OGT Multiple Choice (Mastering the OGT) Which action would be an example of civil disobedience? A.Refusing to register for the draft because you oppose a war B.Refusing to pay you income taxes because you recently lost your job C.Surrendering a gun to the police because you believe in gun control D.Passing a red light because you are late for an appointment
OGT Multiple Choice All of the following are forms of dissent EXCEPT: A.Boycotts B.Assassinating the President C.Public awareness programs D.Marches
OGT Multiple Choice (Mastering the OGT) The Women’s Suffrage Movement, the Civil Rights Movement and the 1960’s protests against the war in Vietnam were all efforts to A.Bring about change through the electoral process B.Overthrow the American government C.Accomplish change through social protest D.Achieve new goals without government action
OGT Multiple Choice Intense disagreement with authority (usually the gov.) and often involves some kind of protest action or organized movement is A.Dissent B.Civil disobedience C.Anti-war movement D.An example of a sit-in
OGT Multiple Choice Civil disobedience is willful, active refusal to obey a law that the dissenters believe to be immoral. A.Dissent B.Civil disobedience C.Anti-war movement D.An example of a sit-in
OGT Multiple Choice (OGT Test, 2005) One form of civil disobedience practiced by college students during the Vietnam War was the burning of draft cards. How were draft card burnings different from other forms of protest such as organizing marches and publishing underground newspapers? A. Draft card burnings were direct violations of a law perceived to be unjust. B. Draft card burnings were protected under the First Amendment of the Constitution. C. Draft card burnings were used to encourage young men to volunteer for military duty rather than be drafted. D. Draft card burnings were a continuation of protest methods begun by the Ku Klux Klan in the 1960s.

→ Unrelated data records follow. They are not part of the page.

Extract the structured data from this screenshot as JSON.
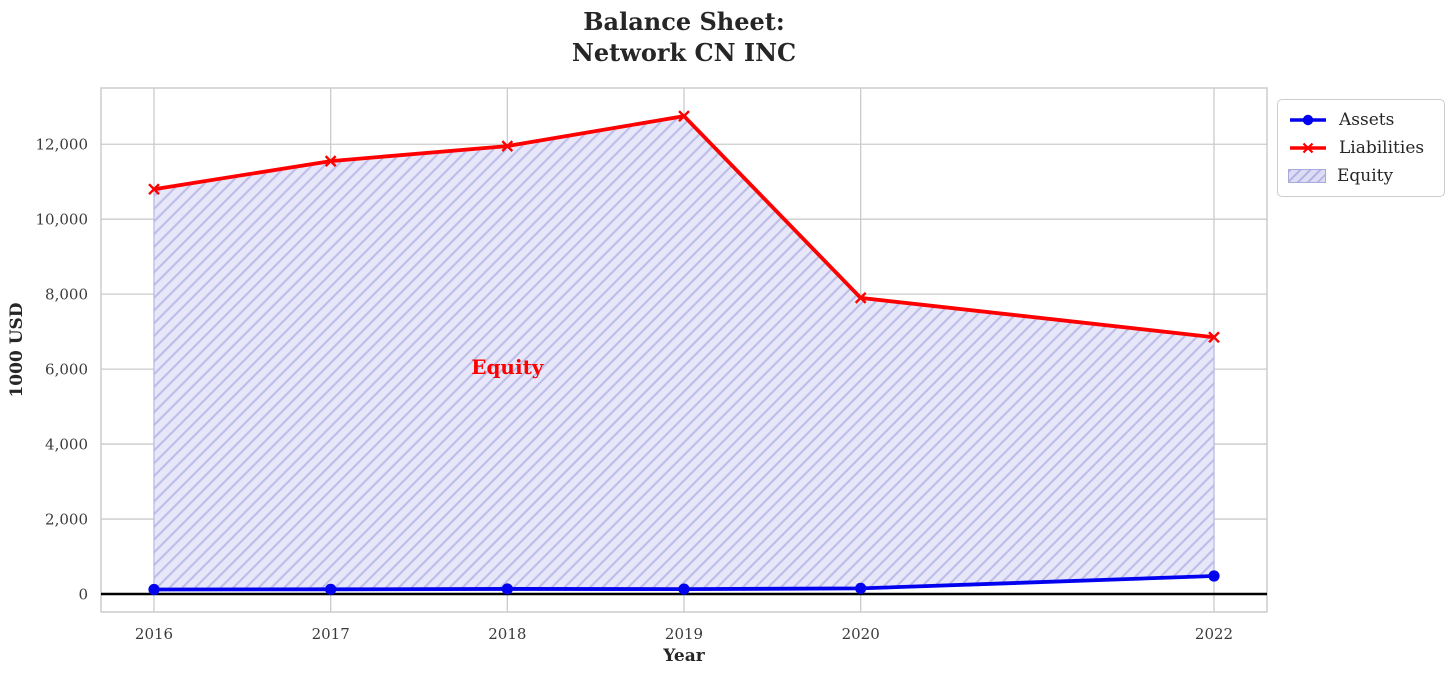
{
  "figure": {
    "title": "Balance Sheet:\nNetwork CN INC",
    "xlabel": "Year",
    "ylabel": "1000 USD"
  },
  "legend": {
    "items": [
      {
        "label": "Assets",
        "swatch": "blue-line-circle-marker"
      },
      {
        "label": "Liabilities",
        "swatch": "red-line-x-marker"
      },
      {
        "label": "Equity",
        "swatch": "lavender-hatched-patch"
      }
    ]
  },
  "chart_data": {
    "type": "area",
    "title": "Balance Sheet:\nNetwork CN INC",
    "xlabel": "Year",
    "ylabel": "1000 USD",
    "x": [
      2016,
      2017,
      2018,
      2019,
      2020,
      2022
    ],
    "x_tick_labels": [
      "2016",
      "2017",
      "2018",
      "2019",
      "2020",
      "2022"
    ],
    "yticks": [
      0,
      2000,
      4000,
      6000,
      8000,
      10000,
      12000
    ],
    "ytick_labels": [
      "0",
      "2,000",
      "4,000",
      "6,000",
      "8,000",
      "10,000",
      "12,000"
    ],
    "xlim": [
      2015.7,
      2022.3
    ],
    "ylim": [
      -480,
      13500
    ],
    "grid": true,
    "series": [
      {
        "name": "Assets",
        "type": "line",
        "color": "#0202ef",
        "marker": "circle",
        "values": [
          120,
          125,
          135,
          130,
          150,
          480
        ]
      },
      {
        "name": "Liabilities",
        "type": "line",
        "color": "#ff0000",
        "marker": "x",
        "values": [
          10800,
          11550,
          11950,
          12750,
          7900,
          6850
        ]
      }
    ],
    "fill_between": {
      "label": "Equity",
      "lower_series": "Assets",
      "upper_series": "Liabilities",
      "facecolor": "#e7e7f9",
      "hatch": "/",
      "hatch_color": "#bdbde9",
      "edgecolor": "#b2b2e2"
    },
    "annotation": {
      "text": "Equity",
      "x": 2018,
      "y": 6050,
      "color": "#ff0000"
    },
    "zero_line": {
      "y": 0,
      "color": "#000000"
    },
    "legend_position": "outside-upper-right",
    "colors": {
      "grid": "#cbcbcb",
      "spine": "#c9c9c9",
      "tick_text": "#3a3a3a",
      "text": "#262626"
    }
  }
}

OGT Multiple Choice (OGT Test, 2006) The burning of draft cards by those who objected to the Vietnam War is an example of civil disobedience because it was an action that A. was protected by the U.S. Constitution. B. was intended to draw the attention of the media. C. violated a law that the protesters considered to be unjust. D. expressed a point of view that was unpopular at the time
OGT Short Answer (OGT Test, 2008) A group of citizens organizes a peaceful march through the streets of their nation’s capital. They carry signs calling for the nation’s leader to resign. Describe how likely this type of protest could be held in a presidential democracy and in a dictatorship. Explain the reason for these differences. Write your answer in the Answer Document. (2 points)
OGT Short Answer Describe how PAC’s such as NOW, AIM, and the NAACP as well as lobbyists can work to gain change in the government.
OGT Short Answer What effect did the 19th Amendment have on the United States?